Monday, Nov. 18, 1940
"Impossible Accident"
With its twin motors ticking over rhythmically, a big Heinkel transport moved into position on Rio de Janeiro's Santos Dumont airfield one day last week, began loading up for its regular Sao Paulo run. Up the steps walked the passengers: Cuban Minister to Brazil Alfonso Hernandez Cata, Rockefeller Foundation's yellow-fever researcher Dr. Evandro Chagas, Norwegian Consul Alexander Stabell Grieg, Sebastiao Leme Salles, nephew of Rio's Cardinal Archbishop, eleven lesser wigs. Heading into the wind, the VASP airliner roared across the field, lifted easily into a climbing turn.

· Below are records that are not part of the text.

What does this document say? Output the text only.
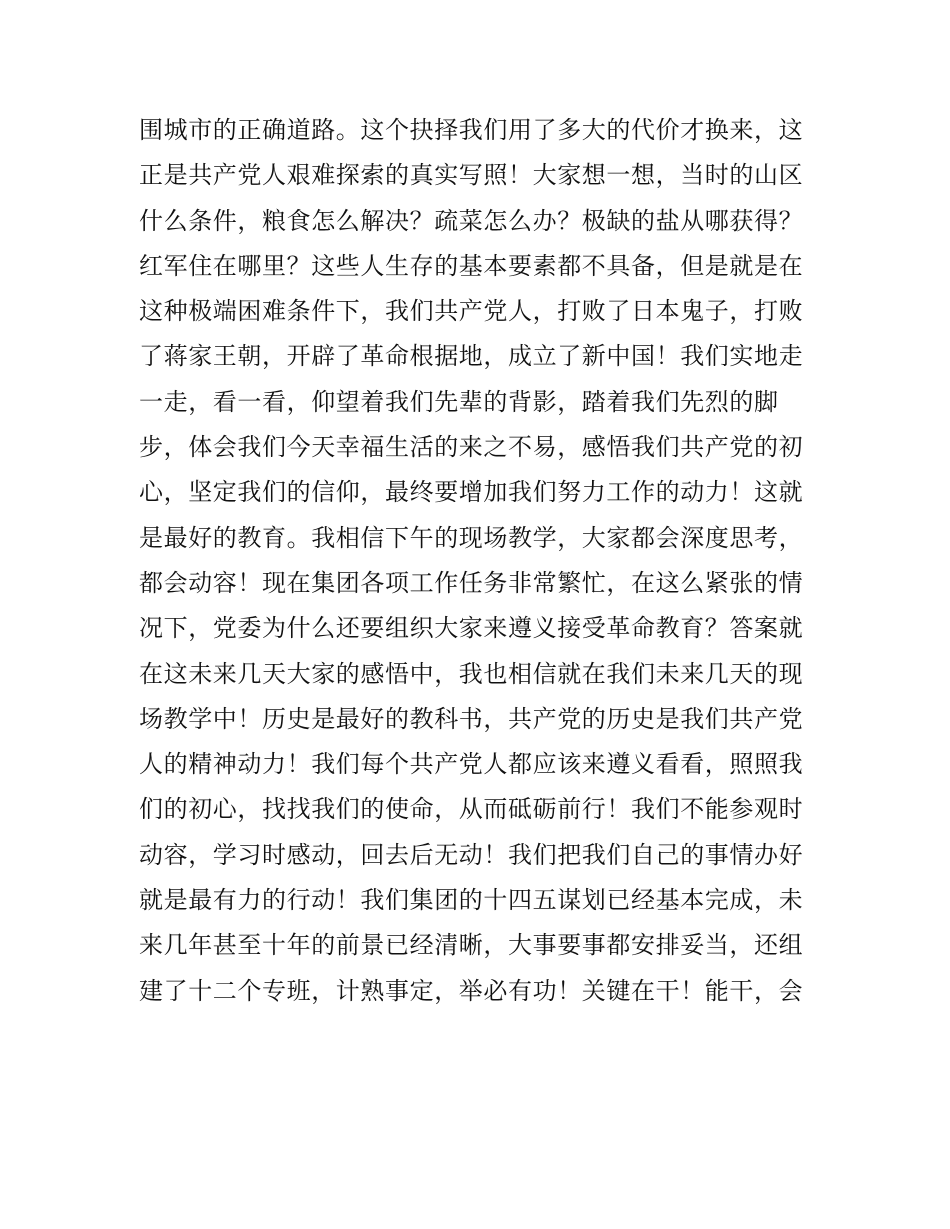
围城市的正确道路。这个抉择我们用了多大的代价才换来，这
正是共产党人艰难探索的真实写照！大家想一想，当时的山区
什么条件，粮食怎么解决？疏菜怎么办？极缺的盐从哪获得？
红军住在哪里？这些人生存的基本要素都不具备，但是就是在
这种极端困难条件下，我们共产党人，打败了日本鬼子，打败
了蒋家王朝，开辟了革命根据地，成立了新中国！我们实地走
一走，看一看，仰望着我们先辈的背影，踏着我们先烈的脚
步，体会我们今天幸福生活的来之不易，感悟我们共产党的初
心，坚定我们的信仰，最终要增加我们努力工作的动力！这就
是最好的教育。我相信下午的现场教学，大家都会深度思考，
都会动容！现在集团各项工作任务非常繁忙，在这么紧张的情
况下，党委为什么还要组织大家来遵义接受革命教育？答案就
在这未来几天大家的感悟中，我也相信就在我们未来几天的现
场教学中！历史是最好的教科书，共产党的历史是我们共产党
人的精神动力！我们每个共产党人都应该来遵义看看，照照我
们的初心，找找我们的使命，从而砥砺前行！我们不能参观时
动容，学习时感动，回去后无动！我们把我们自己的事情办好
就是最有力的行动！我们集团的十四五谋划已经基本完成，未
来几年甚至十年的前景已经清晰，大事要事都安排妥当，还组
建了十二个专班，计熟事定，举必有功！关键在干！能干，会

Out over the heart of Rio it circled, reaching for altitude before heading south. As it neared the shores of Botafogo Bay a twin-engined De Havilland of Argentina's Anglo-Mexican Petroleum Co. appeared to the side, drew recklessly closer to the transport. Frantically the VASP pilot waggled him away, but the De Havilland never changed course. Straight for the Heinkel it headed, swerving desperately at the last minute, catching the transport square amidships with one wing.
Ribs crushed, fabric ripped and afire, the airliner split in two, spilled three of its passengers into space, rocketed the others to the bottom of the bay. Across the water the De Havilland fluttered spinning to earth, shorn of its wing. In a final dive it smashed through the roof of a house, hurled its pilot, World War I Aviator Colin Abbot, into the street below.
To baffled civilian aeronautics investigators the next day, Brazil's second air collision within four months was an "impossible accident."